Securities and Exchange Commission Chairman Gary Gensler, speaking Tuesday at the 2023 Securities Enforcement Forum in Washington, D.C., argued that existing law is adequate to bring enforcement actions against non-compliant firms in the cryptocurrency industry.
Gensler has been widely criticized by Congressional Republicans for not issuing regulations that clarify the status of cryptocurrencies as securities. His response Tuesday, as it has been elsewhere, is that the Howey Test, which defines a security as an “investment of money in a common enterprise with a reasonable expectation of profits to be derived from the efforts of others,” is adequate clarification, and there is nothing for the SEC to add.
“You know what the rules are,” Gensler said, addressing the cryptocurrency industry.
The Howey Test is derived from the 1946 U.S. Supreme Court decision in SEC v. W.J. Howey Co.
Cryptocurrency investors are “no less deserving of protections than other investors,” Gensler argued, and the securities laws were not written so as to apply “only to stocks and bonds.”

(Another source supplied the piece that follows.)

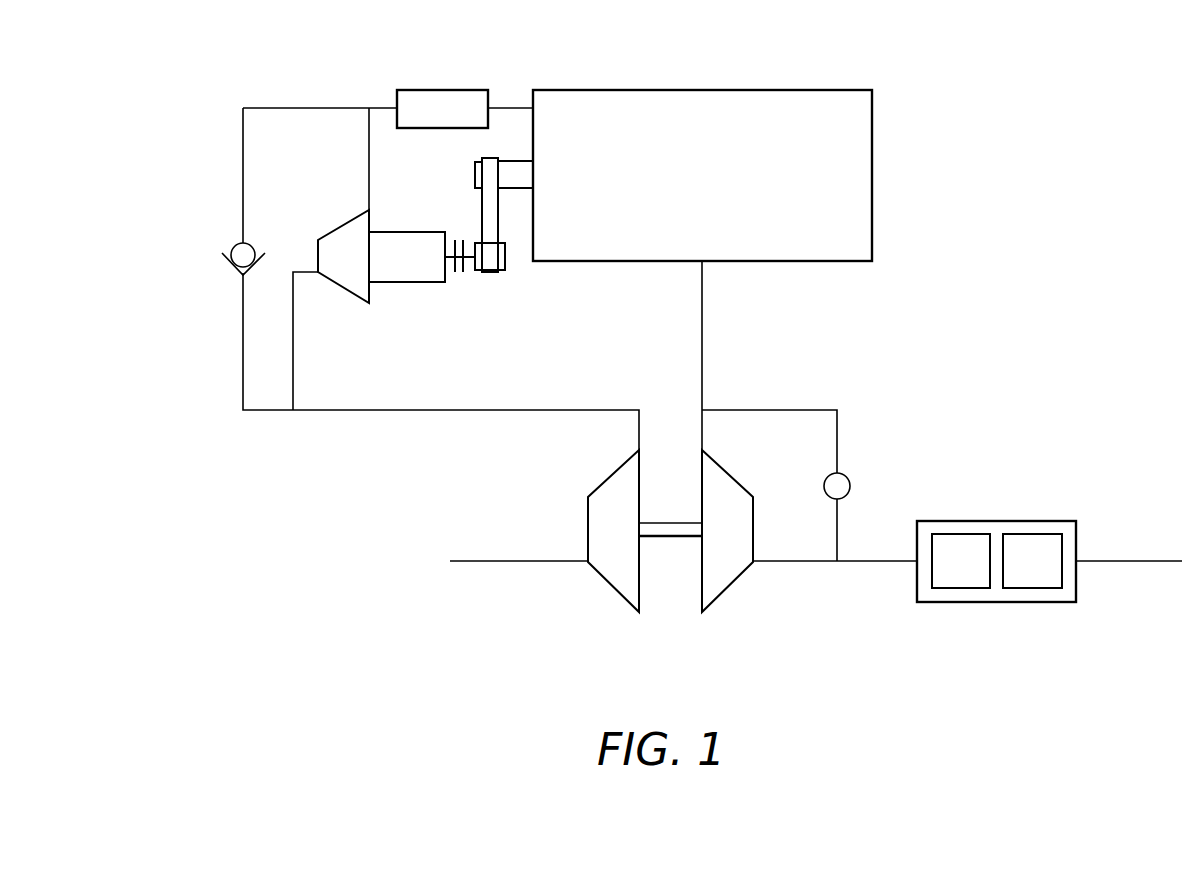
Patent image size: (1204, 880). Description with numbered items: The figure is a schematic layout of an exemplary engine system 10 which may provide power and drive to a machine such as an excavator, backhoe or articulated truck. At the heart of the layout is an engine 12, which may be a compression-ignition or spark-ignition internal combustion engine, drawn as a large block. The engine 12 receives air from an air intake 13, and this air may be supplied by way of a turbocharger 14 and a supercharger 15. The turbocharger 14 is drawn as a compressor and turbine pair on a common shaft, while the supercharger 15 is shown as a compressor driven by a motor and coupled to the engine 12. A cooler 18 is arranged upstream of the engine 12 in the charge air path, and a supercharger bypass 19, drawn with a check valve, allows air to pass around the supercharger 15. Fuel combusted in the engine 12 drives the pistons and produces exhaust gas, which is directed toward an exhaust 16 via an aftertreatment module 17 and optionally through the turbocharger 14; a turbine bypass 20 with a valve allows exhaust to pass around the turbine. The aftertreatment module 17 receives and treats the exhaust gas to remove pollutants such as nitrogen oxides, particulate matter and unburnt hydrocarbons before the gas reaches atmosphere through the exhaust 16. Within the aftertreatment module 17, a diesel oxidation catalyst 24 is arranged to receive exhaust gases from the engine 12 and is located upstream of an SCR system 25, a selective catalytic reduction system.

The often soft-spoken Gensler repeated many of his favorite phrases when it comes to crypto markets: that it is “rife with scams, abuse, bankruptcies and money-laundering” and that the industry is unique in its “wide-ranging non-compliance” with securities laws.
Gensler specifically cited inadequate disclosures and the commingling of functions as two common violations. “We would never allow the New York Stock Exchange or a hedge fund or a broker/dealer to do what crypto dealers are doing.”
The comments come 12 days after the SEC declined to appeal a ruling ordering it to reconsider an application from Grayscale Investments to create a bitcoin exchange-traded fund. The application is expected by industry watchers to be approved in January 2024, along with other, similar ETFs.